我想做的是,如果分类器找到与癌症"相关的文档,它会正确说出类名,一旦我输入了非癌症文档,它应该说"unknown".

我应该怎么做才能获得这种行为?

解决方案

Weka中的SMO算法仅在两个类之间进行二进制分类.顺序最小优化是一种用于求解SVM的特定算法,在Weka中,这是该算法的基本实现.如果您有一些癌症的例子,而有些则不是,那么那将是二进制的,也许您没有正确标记它们.

但是,如果您使用的训练数据都是癌症的例子,并且希望它告诉您将来的例子是否适合该模式,那么您将尝试进行一类SVM,也就是离群值检测. /p>

Weka中的LibSVM 可以处理一类svm.与Weka SMO实施不同的是, LibSVM 是独立的程序,已被接口加入Weka,并整合了许多不同的SVM变体. Wekalist上的这篇文章解释了如何在Weka中为此使用LibSVM.
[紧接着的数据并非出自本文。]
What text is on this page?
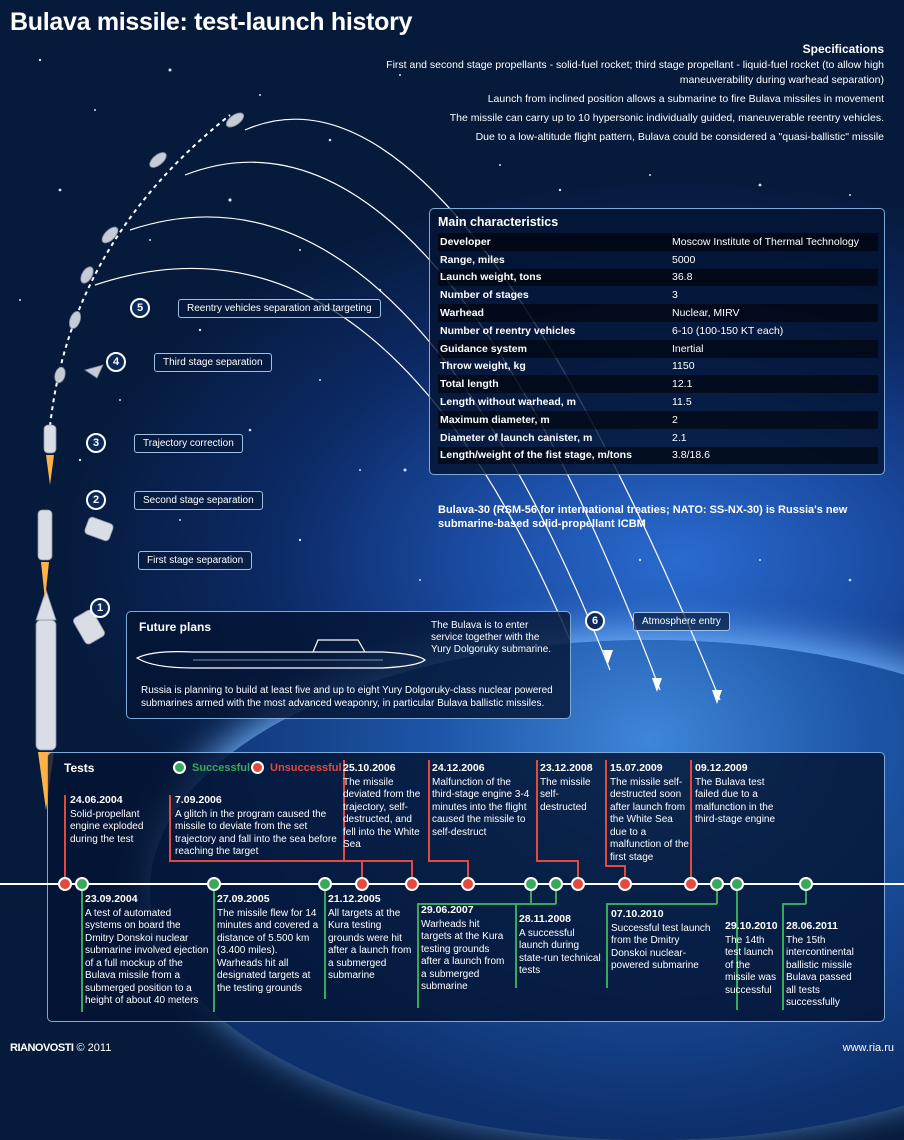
Bulava missile: test-launch history
Specifications

First and second stage propellants - solid-fuel rocket; third stage propellant - liquid-fuel rocket (to allow high maneuverability during warhead separation)

Launch from inclined position allows a submarine to fire Bulava missiles in movement

The missile can carry up to 10 hypersonic individually guided, maneuverable reentry vehicles.

Due to a low-altitude flight pattern, Bulava could be considered a "quasi-ballistic" missile

Main characteristics
Developer	Moscow Institute of Thermal Technology
Range, miles	5000
Launch weight, tons	36.8
Number of stages	3
Warhead	Nuclear, MIRV
Number of reentry vehicles	6-10 (100-150 KT each)
Guidance system	Inertial
Throw weight, kg	1150
Total length	12.1
Length without warhead, m	11.5
Maximum diameter, m	2
Diameter of launch canister, m	2.1
Length/weight of the fist stage, m/tons	3.8/18.6
Bulava-30 (RSM-56 for international treaties; NATO: SS-NX-30) is Russia's new submarine-based solid-propellant ICBM
5	Reentry vehicles separation and targeting
4	Third stage separation
3	Trajectory correction
2	Second stage separation
First stage separation
1
6	Atmosphere entry
Future plans	The Bulava is to enter service together with the Yury Dolgoruky submarine.
Russia is planning to build at least five and up to eight Yury Dolgoruky-class nuclear powered submarines armed with the most advanced weaponry, in particular Bulava ballistic missiles.
Tests	Successful Unsuccessful
24.06.2004
Solid-propellant engine exploded during the test
7.09.2006
A glitch in the program caused the missile to deviate from the set trajectory and fall into the sea before reaching the target
25.10.2006
The missile deviated from the trajectory, self-destructed, and fell into the White Sea
24.12.2006
Malfunction of the third-stage engine 3-4 minutes into the flight caused the missile to self-destruct
23.12.2008
The missile self-destructed
15.07.2009
The missile self-destructed soon after launch from the White Sea due to a malfunction of the first stage
09.12.2009
The Bulava test failed due to a malfunction in the third-stage engine
23.09.2004
A test of automated systems on board the Dmitry Donskoi nuclear submarine involved ejection of a full mockup of the Bulava missile from a submerged position to a height of about 40 meters
27.09.2005
The missile flew for 14 minutes and covered a distance of 5.500 km (3.400 miles). Warheads hit all designated targets at the testing grounds
21.12.2005
All targets at the Kura testing grounds were hit after a launch from a submerged submarine
29.06.2007
Warheads hit targets at the Kura testing grounds after a launch from a submerged submarine
28.11.2008
A successful launch during state-run technical tests
07.10.2010
Successful test launch from the Dmitry Donskoi nuclear-powered submarine
29.10.2010
The 14th test launch of the missile was successful
28.06.2011
The 15th intercontinental ballistic missile Bulava passed all tests successfully
RIANOVOSTI © 2011	www.ria.ru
I have a training dataset (text) for a particular category (say Cancer). I want to train a SVM classifier for this class in weka. But when i try to do this by creating a folder 'cancer' and putting all those training files to that folder and when i run to code i get the following error: weka.classifiers.functions.SMO: Cannot handle unary class!

what I want to do is if the classifier finds a document related to 'cancer' it says the class name correctly and once i fed a non cancer document it should say something like 'unknown'.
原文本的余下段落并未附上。